John Bushnell (Ph.D. Indiana, 1977; Professor of History) is a Russian historian with many specialties, including peasant culture and contemporary Russian society. He has won awards from the NEH and has been an IREX fellow. His first book was Mutiny amid Repression: Russian Soldiers in the Revolution of 1905-1906, and his Moscow Graffiti: Language and Subculture was published in 1990. He is currently working on a study of Russian peasant marriage from the 1690s to the 1960s, and projects on Russian popular culture, and popular sedition in post-Stalin society.

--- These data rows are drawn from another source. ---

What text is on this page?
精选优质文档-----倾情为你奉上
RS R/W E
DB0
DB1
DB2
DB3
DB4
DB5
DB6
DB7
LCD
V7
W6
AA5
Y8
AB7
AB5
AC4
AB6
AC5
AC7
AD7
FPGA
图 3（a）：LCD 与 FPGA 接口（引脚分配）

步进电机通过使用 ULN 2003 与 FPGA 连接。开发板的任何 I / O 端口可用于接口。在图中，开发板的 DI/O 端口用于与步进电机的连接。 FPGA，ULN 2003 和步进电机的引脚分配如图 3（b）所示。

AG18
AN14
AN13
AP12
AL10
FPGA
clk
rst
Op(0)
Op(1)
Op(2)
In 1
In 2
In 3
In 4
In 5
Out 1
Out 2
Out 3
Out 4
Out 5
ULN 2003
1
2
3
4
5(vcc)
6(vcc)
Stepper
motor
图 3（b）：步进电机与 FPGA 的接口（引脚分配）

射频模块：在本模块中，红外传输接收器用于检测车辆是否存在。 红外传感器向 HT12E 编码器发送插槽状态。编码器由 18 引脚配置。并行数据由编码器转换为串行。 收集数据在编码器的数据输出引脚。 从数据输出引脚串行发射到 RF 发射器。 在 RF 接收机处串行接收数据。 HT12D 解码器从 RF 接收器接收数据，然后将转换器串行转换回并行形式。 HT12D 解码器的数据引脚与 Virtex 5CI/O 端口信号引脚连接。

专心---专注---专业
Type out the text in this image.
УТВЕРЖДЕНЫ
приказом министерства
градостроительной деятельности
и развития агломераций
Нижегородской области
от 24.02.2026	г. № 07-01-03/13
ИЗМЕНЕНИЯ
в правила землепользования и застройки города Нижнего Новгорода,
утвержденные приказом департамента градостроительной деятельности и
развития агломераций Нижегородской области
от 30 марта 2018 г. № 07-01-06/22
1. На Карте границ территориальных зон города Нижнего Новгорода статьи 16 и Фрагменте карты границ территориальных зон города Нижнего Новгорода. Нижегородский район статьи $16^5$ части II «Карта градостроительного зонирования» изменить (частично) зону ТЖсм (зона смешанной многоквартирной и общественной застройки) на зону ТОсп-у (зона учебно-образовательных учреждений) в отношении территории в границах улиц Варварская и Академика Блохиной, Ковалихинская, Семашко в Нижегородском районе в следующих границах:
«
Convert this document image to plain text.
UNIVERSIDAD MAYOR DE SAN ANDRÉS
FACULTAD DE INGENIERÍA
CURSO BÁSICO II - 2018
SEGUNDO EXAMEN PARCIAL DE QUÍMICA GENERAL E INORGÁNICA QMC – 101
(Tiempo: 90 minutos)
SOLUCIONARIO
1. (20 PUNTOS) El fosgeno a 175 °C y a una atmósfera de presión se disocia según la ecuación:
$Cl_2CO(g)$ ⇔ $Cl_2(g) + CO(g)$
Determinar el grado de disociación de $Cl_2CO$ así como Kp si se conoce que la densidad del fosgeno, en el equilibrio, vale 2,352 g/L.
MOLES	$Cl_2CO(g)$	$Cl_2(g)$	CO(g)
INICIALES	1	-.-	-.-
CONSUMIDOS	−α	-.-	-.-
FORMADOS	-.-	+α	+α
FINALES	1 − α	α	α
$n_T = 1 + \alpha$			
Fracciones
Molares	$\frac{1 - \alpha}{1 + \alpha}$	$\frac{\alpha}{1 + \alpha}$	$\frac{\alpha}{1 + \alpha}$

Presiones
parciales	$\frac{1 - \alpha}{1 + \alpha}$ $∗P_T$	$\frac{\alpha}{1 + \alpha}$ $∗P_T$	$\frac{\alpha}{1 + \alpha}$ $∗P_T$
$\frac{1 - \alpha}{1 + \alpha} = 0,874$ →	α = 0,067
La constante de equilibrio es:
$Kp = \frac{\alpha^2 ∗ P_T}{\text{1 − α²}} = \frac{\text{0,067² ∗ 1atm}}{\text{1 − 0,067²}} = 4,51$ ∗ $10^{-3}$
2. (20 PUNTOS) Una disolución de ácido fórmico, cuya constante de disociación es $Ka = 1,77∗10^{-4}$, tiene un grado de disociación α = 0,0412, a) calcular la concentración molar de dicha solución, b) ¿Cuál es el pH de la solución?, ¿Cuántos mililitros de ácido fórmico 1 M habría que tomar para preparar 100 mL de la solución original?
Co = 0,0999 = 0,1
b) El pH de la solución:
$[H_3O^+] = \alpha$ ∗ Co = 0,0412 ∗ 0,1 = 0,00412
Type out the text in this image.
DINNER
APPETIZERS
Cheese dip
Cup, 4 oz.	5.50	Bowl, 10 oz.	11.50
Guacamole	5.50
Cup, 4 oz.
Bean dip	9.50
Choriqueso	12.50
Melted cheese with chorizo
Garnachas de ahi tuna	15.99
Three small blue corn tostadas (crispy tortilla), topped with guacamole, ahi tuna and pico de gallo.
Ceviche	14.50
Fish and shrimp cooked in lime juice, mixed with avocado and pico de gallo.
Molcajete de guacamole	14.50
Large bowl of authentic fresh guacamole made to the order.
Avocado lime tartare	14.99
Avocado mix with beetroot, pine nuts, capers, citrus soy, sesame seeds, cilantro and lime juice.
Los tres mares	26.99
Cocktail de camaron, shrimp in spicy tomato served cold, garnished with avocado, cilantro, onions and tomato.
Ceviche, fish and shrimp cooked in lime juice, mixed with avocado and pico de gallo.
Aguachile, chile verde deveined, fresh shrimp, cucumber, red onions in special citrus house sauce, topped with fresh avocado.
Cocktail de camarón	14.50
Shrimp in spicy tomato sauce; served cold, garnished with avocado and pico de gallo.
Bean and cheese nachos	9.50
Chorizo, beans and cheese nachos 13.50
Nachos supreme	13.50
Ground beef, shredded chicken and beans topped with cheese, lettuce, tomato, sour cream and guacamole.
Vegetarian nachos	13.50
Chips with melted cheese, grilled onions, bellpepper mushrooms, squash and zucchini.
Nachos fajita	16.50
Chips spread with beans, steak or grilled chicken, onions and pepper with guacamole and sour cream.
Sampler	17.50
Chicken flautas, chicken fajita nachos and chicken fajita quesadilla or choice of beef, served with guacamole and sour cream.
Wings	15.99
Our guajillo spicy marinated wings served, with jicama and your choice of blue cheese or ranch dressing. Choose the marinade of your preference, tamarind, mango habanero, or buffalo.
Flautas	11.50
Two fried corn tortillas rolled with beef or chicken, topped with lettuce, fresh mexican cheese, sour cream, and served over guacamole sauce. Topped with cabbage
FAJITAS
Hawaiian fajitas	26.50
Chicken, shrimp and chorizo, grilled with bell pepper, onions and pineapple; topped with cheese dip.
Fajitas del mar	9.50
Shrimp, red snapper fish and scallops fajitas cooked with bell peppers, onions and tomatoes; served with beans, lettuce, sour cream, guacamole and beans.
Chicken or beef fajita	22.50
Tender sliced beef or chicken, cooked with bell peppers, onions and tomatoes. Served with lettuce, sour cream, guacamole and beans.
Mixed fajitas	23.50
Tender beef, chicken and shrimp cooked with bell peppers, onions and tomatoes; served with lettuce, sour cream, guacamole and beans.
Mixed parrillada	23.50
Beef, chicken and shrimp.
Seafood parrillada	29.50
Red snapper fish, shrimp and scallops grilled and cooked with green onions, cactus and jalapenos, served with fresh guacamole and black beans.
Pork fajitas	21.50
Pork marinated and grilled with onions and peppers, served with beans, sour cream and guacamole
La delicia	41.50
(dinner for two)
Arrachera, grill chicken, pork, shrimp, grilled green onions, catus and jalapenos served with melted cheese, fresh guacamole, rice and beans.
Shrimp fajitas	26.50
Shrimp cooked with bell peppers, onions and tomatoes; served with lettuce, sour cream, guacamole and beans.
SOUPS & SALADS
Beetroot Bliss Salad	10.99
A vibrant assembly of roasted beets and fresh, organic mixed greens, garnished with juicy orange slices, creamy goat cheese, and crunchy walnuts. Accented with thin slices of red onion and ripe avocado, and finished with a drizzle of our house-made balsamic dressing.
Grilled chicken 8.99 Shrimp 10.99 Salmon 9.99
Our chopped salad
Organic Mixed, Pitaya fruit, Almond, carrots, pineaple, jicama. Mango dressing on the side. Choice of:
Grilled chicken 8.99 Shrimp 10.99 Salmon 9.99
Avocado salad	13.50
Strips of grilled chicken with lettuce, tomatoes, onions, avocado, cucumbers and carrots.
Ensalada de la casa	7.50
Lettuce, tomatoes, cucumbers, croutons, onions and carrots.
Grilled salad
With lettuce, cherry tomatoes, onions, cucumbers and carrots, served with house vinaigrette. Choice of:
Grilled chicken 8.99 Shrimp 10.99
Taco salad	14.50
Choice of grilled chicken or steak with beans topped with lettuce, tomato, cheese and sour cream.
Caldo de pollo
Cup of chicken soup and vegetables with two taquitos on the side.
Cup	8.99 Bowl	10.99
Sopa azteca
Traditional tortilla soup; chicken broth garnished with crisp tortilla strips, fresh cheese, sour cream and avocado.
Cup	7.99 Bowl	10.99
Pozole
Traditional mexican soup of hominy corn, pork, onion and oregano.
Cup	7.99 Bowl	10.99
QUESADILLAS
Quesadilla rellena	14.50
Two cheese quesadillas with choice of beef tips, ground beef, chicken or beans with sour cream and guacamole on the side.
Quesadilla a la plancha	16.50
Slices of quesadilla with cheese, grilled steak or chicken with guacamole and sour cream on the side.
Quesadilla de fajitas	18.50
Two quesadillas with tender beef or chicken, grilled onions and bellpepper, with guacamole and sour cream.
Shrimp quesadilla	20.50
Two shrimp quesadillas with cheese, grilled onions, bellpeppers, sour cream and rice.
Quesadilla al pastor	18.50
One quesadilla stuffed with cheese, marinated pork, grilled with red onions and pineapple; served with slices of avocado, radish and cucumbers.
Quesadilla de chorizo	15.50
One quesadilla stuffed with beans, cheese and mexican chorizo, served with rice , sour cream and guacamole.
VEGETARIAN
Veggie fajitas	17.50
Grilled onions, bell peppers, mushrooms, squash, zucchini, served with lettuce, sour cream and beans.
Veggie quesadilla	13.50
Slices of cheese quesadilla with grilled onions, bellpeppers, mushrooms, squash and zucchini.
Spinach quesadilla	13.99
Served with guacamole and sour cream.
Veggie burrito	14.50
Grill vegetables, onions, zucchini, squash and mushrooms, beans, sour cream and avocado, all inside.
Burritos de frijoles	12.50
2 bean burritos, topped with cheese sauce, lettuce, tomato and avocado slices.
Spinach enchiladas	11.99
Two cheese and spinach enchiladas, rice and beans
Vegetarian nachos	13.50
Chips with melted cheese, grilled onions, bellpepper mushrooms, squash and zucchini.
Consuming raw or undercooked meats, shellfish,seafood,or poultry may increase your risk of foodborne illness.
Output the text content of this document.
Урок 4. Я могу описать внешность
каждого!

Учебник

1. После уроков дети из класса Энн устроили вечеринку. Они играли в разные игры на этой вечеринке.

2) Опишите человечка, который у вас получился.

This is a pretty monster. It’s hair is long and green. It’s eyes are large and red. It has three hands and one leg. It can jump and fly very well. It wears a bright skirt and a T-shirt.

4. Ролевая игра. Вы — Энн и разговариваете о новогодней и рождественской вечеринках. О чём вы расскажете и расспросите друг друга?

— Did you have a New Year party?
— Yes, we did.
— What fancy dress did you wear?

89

S. Hollis Clayson (Ph.D. UCLA, 1984; Professor of Art History) is a historian of modern art who specializes in 19th-century Europe, especially France. Her first book, Painted Love: Prostitution in French Art of the Impressionist Era, appeared in 1991; reprint 2003. A co-edited thematic study of painting in the Western tradition, Understanding Paintings: Themes in Art Explored and Explained, came out in 2000, and Paris in Despair: Art and Everyday Life Under Siege (1870-71) was published by the University of Chicago Press in 2002. Two recent articles, "Henri Regnault and Wartime Orientalism," and "Maternity as Alibi in Mary Cassatt's Paintings of Women and Children," and a projected book on Cassatt and/or Cosmopolitanism signal her burgeoning interest in the study of expatriation as a condition of work for Paris-centered artists. She is Chair of the Editorial Board of The Art Bulletin, and has received fellowships from the American Council of Learned Societies, the Kaplan Center for the Humanities, and the Getty Center. She won a WCAS Teaching Award (1987), was the first and only recipient of the College Art Association's Distinguished Teaching of Art History Award to a Junior Professor (1990), held a Charles Deering McCormick Professorship of Teaching Excellence (1993-96), and was an Associate Dean of the Graduate School (1995-1998). She chaired the Art History Department 2000-03. In 2003-04, she will be a residential Fellow/Scholar at the Clark Art Institute and the Getty Research Institute.

Benjamin Frommer (Ph.D. Harvard University, 1999; Associate Professor of History) specializes in the history of East-Central Europe, with a focus on the periods of Nazi and Communist rule. He is primarily interested in collaboration and resistance under repressive regimes, the use of courts for political ends, the consequences of ethnic cleansing, and the development of modern nationalism. Frommer is the author of National Cleansing: Retribution against Nazi Collaborators in Postwar Czechoslovakia (New York: Cambridge University Press, 2005). During the academic year 2004-2005 he is on leave in Vienna at the Institut für die Wissenschaften vom Menschen.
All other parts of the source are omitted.